I just read an article by Maarten Boudry, where he argues that the practice of spotting and pointing out fallacies is over-used in the skeptical community.
https://maartenboudry.blogspot.com/2017/06/the-fallacy-fork-why-its-time-to-get.html
Spotting fallacies has long been popular in skeptical movements, but personally I've never had much time for them. There's so many fallacies, often with non-descriptive names and unclear descriptions, and it seems more like a game of "fit the fallacy to the argument" than actual productive critical thinking.External Quote:
In popular books about skepticism and in the pages of skeptical magazines such as this one, one commonly finds a concise treatment of the most common types of fallacies. The traditional classification is widely known, often by its Latin name: ad hominem, ad ignorantiam, ad populum, begging the question, post hoc ergo propter hoc. Some of them are more obscure, such asignoratio elenchi, affirming the consequent, secundum quid, and ad verecundiam, better known as 'argument from authority'.Most of them date back to the days of Aristotle, others are relative newbies, like the slippery slope fallacy, the genetic fallacy or – for obvious reasons – the reductio ad Hitlerum.

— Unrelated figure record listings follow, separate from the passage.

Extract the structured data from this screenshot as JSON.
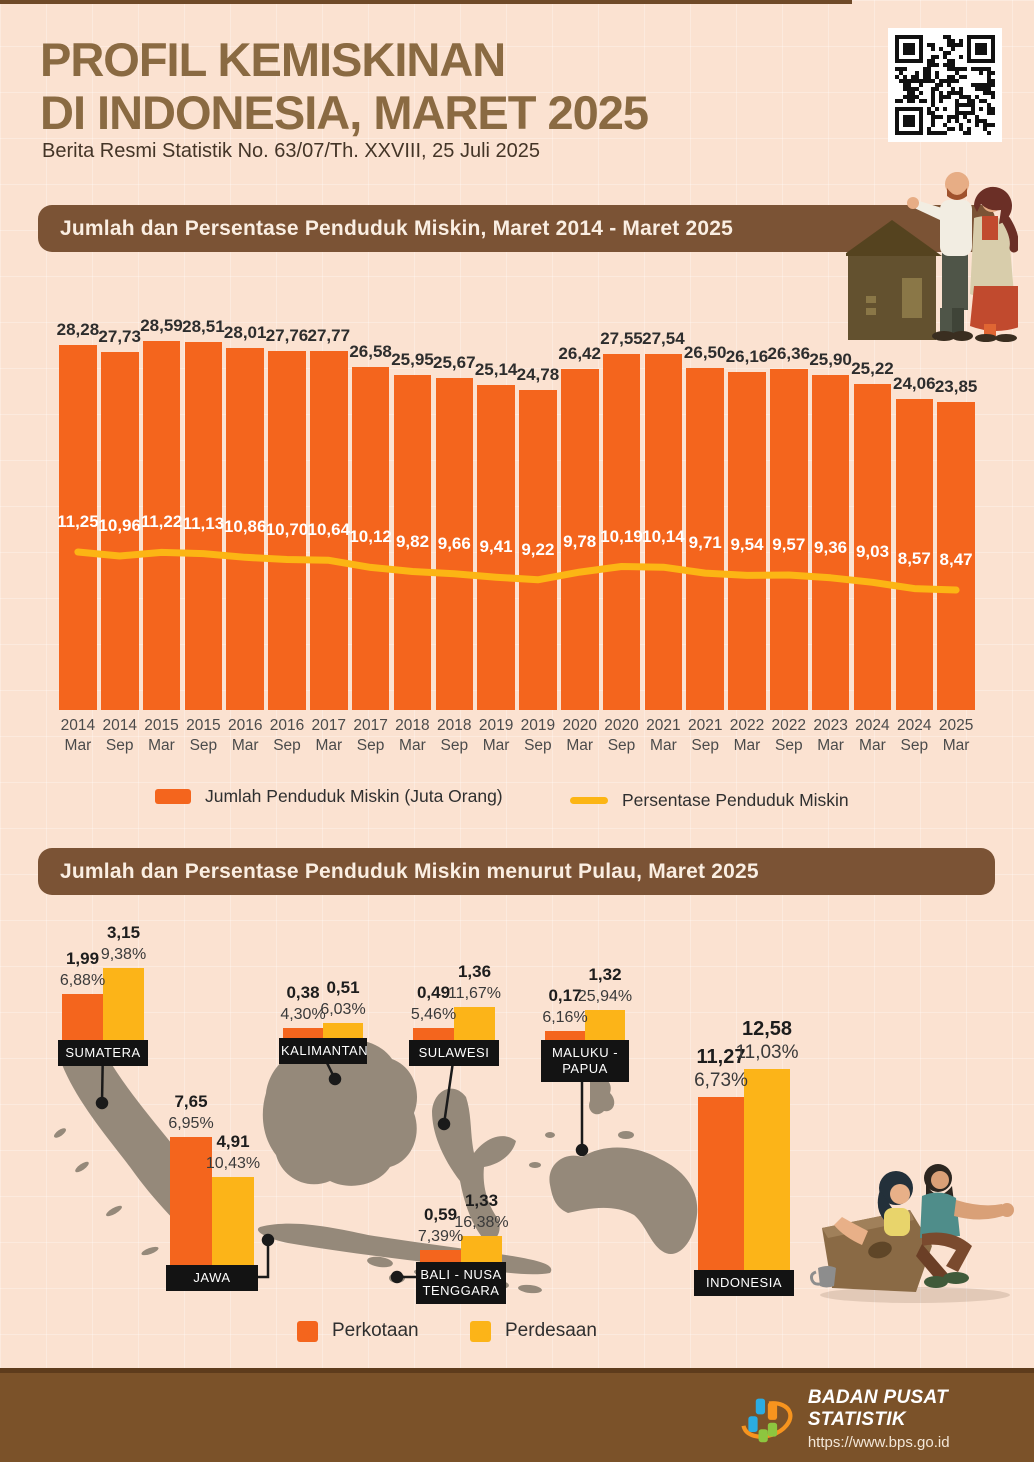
{
  "page": {
    "title_line1": "PROFIL KEMISKINAN",
    "title_line2": "DI INDONESIA, MARET 2025",
    "subtitle": "Berita Resmi Statistik No. 63/07/Th. XXVIII, 25 Juli 2025"
  },
  "colors": {
    "background": "#fbe2d1",
    "accent_orange": "#f4651d",
    "accent_yellow": "#fcb418",
    "header_brown": "#7b5335",
    "title_brown": "#8a6a42",
    "map_gray": "#95897a",
    "footer_brown": "#7b5229",
    "label_box_black": "#131313"
  },
  "section1": {
    "header": "Jumlah dan Persentase Penduduk Miskin, Maret 2014 - Maret 2025",
    "legend": [
      {
        "label": "Jumlah Penduduk Miskin (Juta Orang)",
        "color": "#f4651d",
        "type": "bar"
      },
      {
        "label": "Persentase Penduduk Miskin",
        "color": "#fcb514",
        "type": "line"
      }
    ]
  },
  "section2": {
    "header": "Jumlah dan Persentase Penduduk Miskin menurut Pulau, Maret 2025",
    "legend": [
      {
        "label": "Perkotaan",
        "color": "#f4651d"
      },
      {
        "label": "Perdesaan",
        "color": "#fcb418"
      }
    ]
  },
  "chart_data": [
    {
      "type": "bar",
      "title": "Jumlah dan Persentase Penduduk Miskin, Maret 2014 - Maret 2025",
      "categories": [
        [
          "2014",
          "Mar"
        ],
        [
          "2014",
          "Sep"
        ],
        [
          "2015",
          "Mar"
        ],
        [
          "2015",
          "Sep"
        ],
        [
          "2016",
          "Mar"
        ],
        [
          "2016",
          "Sep"
        ],
        [
          "2017",
          "Mar"
        ],
        [
          "2017",
          "Sep"
        ],
        [
          "2018",
          "Mar"
        ],
        [
          "2018",
          "Sep"
        ],
        [
          "2019",
          "Mar"
        ],
        [
          "2019",
          "Sep"
        ],
        [
          "2020",
          "Mar"
        ],
        [
          "2020",
          "Sep"
        ],
        [
          "2021",
          "Mar"
        ],
        [
          "2021",
          "Sep"
        ],
        [
          "2022",
          "Mar"
        ],
        [
          "2022",
          "Sep"
        ],
        [
          "2023",
          "Mar"
        ],
        [
          "2024",
          "Mar"
        ],
        [
          "2024",
          "Sep"
        ],
        [
          "2025",
          "Mar"
        ]
      ],
      "series": [
        {
          "name": "Jumlah Penduduk Miskin (Juta Orang)",
          "type": "bar",
          "values": [
            28.28,
            27.73,
            28.59,
            28.51,
            28.01,
            27.76,
            27.77,
            26.58,
            25.95,
            25.67,
            25.14,
            24.78,
            26.42,
            27.55,
            27.54,
            26.5,
            26.16,
            26.36,
            25.9,
            25.22,
            24.06,
            23.85
          ],
          "labels": [
            "28,28",
            "27,73",
            "28,59",
            "28,51",
            "28,01",
            "27,76",
            "27,77",
            "26,58",
            "25,95",
            "25,67",
            "25,14",
            "24,78",
            "26,42",
            "27,55",
            "27,54",
            "26,50",
            "26,16",
            "26,36",
            "25,90",
            "25,22",
            "24,06",
            "23,85"
          ]
        },
        {
          "name": "Persentase Penduduk Miskin",
          "type": "line",
          "values": [
            11.25,
            10.96,
            11.22,
            11.13,
            10.86,
            10.7,
            10.64,
            10.12,
            9.82,
            9.66,
            9.41,
            9.22,
            9.78,
            10.19,
            10.14,
            9.71,
            9.54,
            9.57,
            9.36,
            9.03,
            8.57,
            8.47
          ],
          "labels": [
            "11,25",
            "10,96",
            "11,22",
            "11,13",
            "10,86",
            "10,70",
            "10,64",
            "10,12",
            "9,82",
            "9,66",
            "9,41",
            "9,22",
            "9,78",
            "10,19",
            "10,14",
            "9,71",
            "9,54",
            "9,57",
            "9,36",
            "9,03",
            "8,57",
            "8,47"
          ]
        }
      ],
      "ylim": [
        0,
        29.4
      ],
      "grid": false,
      "legend_position": "bottom"
    },
    {
      "type": "bar",
      "title": "Jumlah dan Persentase Penduduk Miskin menurut Pulau, Maret 2025",
      "categories": [
        "SUMATERA",
        "KALIMANTAN",
        "SULAWESI",
        "MALUKU - PAPUA",
        "JAWA",
        "BALI - NUSA TENGGARA",
        "INDONESIA"
      ],
      "series": [
        {
          "name": "Perkotaan jumlah (juta)",
          "values": [
            1.99,
            0.38,
            0.49,
            0.17,
            7.65,
            0.59,
            11.27
          ]
        },
        {
          "name": "Perkotaan persentase",
          "values": [
            "6,88%",
            "4,30%",
            "5,46%",
            "6,16%",
            "6,95%",
            "7,39%",
            "6,73%"
          ]
        },
        {
          "name": "Perdesaan jumlah (juta)",
          "values": [
            3.15,
            0.51,
            1.36,
            1.32,
            4.91,
            1.33,
            12.58
          ]
        },
        {
          "name": "Perdesaan persentase",
          "values": [
            "9,38%",
            "6,03%",
            "11,67%",
            "25,94%",
            "10,43%",
            "16,38%",
            "11,03%"
          ]
        }
      ],
      "legend_position": "bottom"
    }
  ],
  "map": {
    "islands": [
      {
        "id": "sumatera",
        "name_lines": [
          "SUMATERA"
        ],
        "urban": {
          "value": "1,99",
          "pct": "6,88%"
        },
        "rural": {
          "value": "3,15",
          "pct": "9,38%"
        }
      },
      {
        "id": "kalimantan",
        "name_lines": [
          "KALIMANTAN"
        ],
        "urban": {
          "value": "0,38",
          "pct": "4,30%"
        },
        "rural": {
          "value": "0,51",
          "pct": "6,03%"
        }
      },
      {
        "id": "sulawesi",
        "name_lines": [
          "SULAWESI"
        ],
        "urban": {
          "value": "0,49",
          "pct": "5,46%"
        },
        "rural": {
          "value": "1,36",
          "pct": "11,67%"
        }
      },
      {
        "id": "maluku-papua",
        "name_lines": [
          "MALUKU -",
          "PAPUA"
        ],
        "urban": {
          "value": "0,17",
          "pct": "6,16%"
        },
        "rural": {
          "value": "1,32",
          "pct": "25,94%"
        }
      },
      {
        "id": "jawa",
        "name_lines": [
          "JAWA"
        ],
        "urban": {
          "value": "7,65",
          "pct": "6,95%"
        },
        "rural": {
          "value": "4,91",
          "pct": "10,43%"
        }
      },
      {
        "id": "bali-nusa-tenggara",
        "name_lines": [
          "BALI - NUSA",
          "TENGGARA"
        ],
        "urban": {
          "value": "0,59",
          "pct": "7,39%"
        },
        "rural": {
          "value": "1,33",
          "pct": "16,38%"
        }
      },
      {
        "id": "indonesia",
        "name_lines": [
          "INDONESIA"
        ],
        "urban": {
          "value": "11,27",
          "pct": "6,73%"
        },
        "rural": {
          "value": "12,58",
          "pct": "11,03%"
        }
      }
    ]
  },
  "footer": {
    "org": "BADAN PUSAT STATISTIK",
    "url": "https://www.bps.go.id"
  }
}
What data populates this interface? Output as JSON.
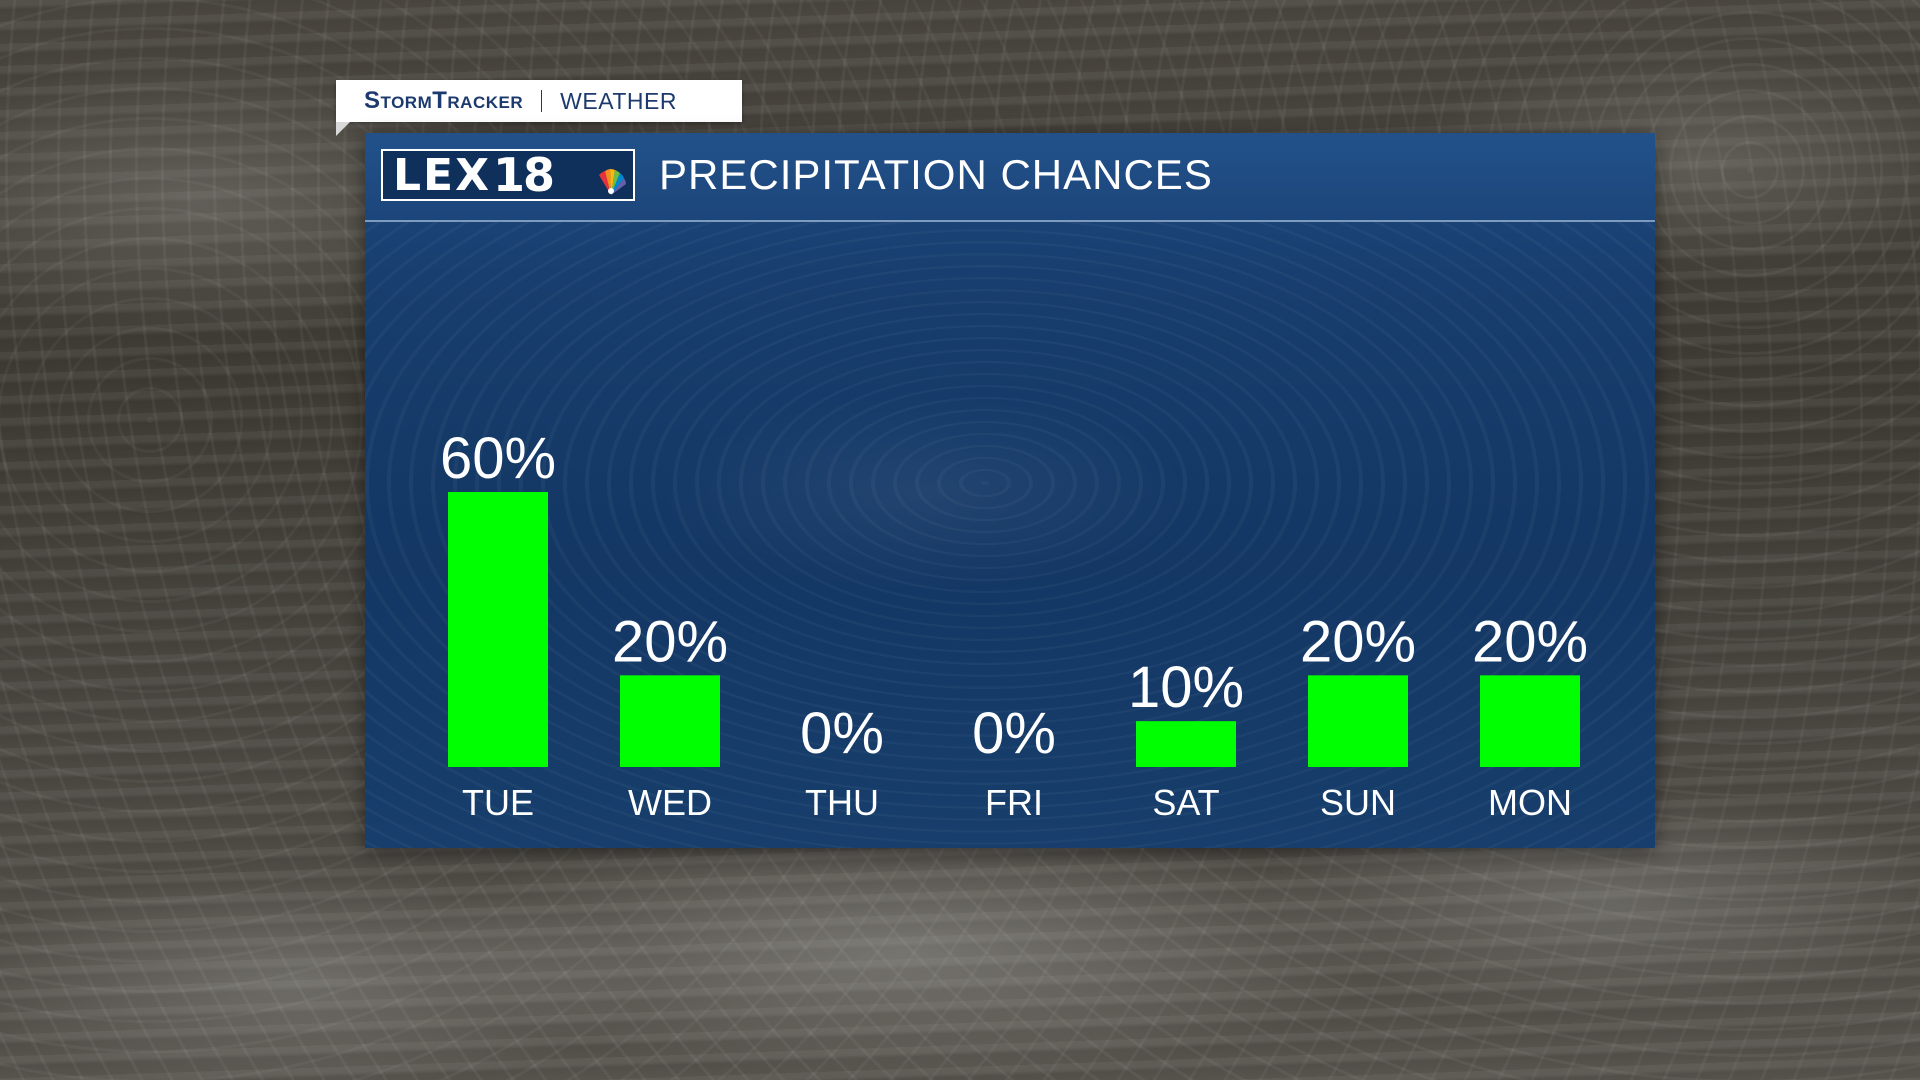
{
  "brand": {
    "name": "StormTracker",
    "section": "WEATHER",
    "logo_letters": "LEX",
    "logo_number": "18"
  },
  "title": "PRECIPITATION CHANCES",
  "colors": {
    "bar": "#00ff00",
    "panel": "#173e6e",
    "text": "#ffffff"
  },
  "icons": {
    "logo_mark": "peacock-icon"
  },
  "chart_data": {
    "type": "bar",
    "title": "PRECIPITATION CHANCES",
    "categories": [
      "TUE",
      "WED",
      "THU",
      "FRI",
      "SAT",
      "SUN",
      "MON"
    ],
    "values": [
      60,
      20,
      0,
      0,
      10,
      20,
      20
    ],
    "value_labels": [
      "60%",
      "20%",
      "0%",
      "0%",
      "10%",
      "20%",
      "20%"
    ],
    "ylim": [
      0,
      60
    ],
    "grid": false,
    "legend": "none"
  }
}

Such lists serve a pedagogical purpose. By learning the most common types of reasoning errors, you will avoid making them yourself, and become better at spotting them when others do. It's a kind of inoculation against irrationality. If only people would learn the list of fallacies, the world would be a far more rational place!
Except this neat little story is wrong.
There's really only one fallacy worth remembering - the one that encompasses all the others. The non sequitur.
Non sequitur is latin (for "it does not follow"), but it's now english, commonly understood to mean a statement that does not follow from what came before - often just an odd utterance by the socially inept. In logic and philosophy it more formally means a conclusion or belief that is not justified by (or does not follow) the premises.
Take the famous ad hominem fallacy. Attacking the person instead of the argument. A plain reading of this would tell us that we must judge arguments on their own merits, not on the character, status, or history of the person giving the argument. Yet in the real world if we are to pit arguments of a chronic liar who has tried to hurt us, against a wise and reliable friend, then we pick the latter with great justification. It does not follow that any two arguments are equally worthy of consideration.
Like most people, I strive to reach correct conclusions. I know that examples of these fallacies are real, but I don't use the classification of arguments according to fallacies as a tool. I simply ask "does it follow?". The answer is often complicated and messy to resolve, but I never felt I was missing anything by failing to check the hundreds of possible fallacies in the list.
So Maarten Boudry's article rang a bell for me. While it might not be time to "get rid of fallacy theory" in its entirety, it may well be time to rein it in and acknowledge that it's more of an interesting classification scheme for non sequiturs than an actual aid to critical thinking.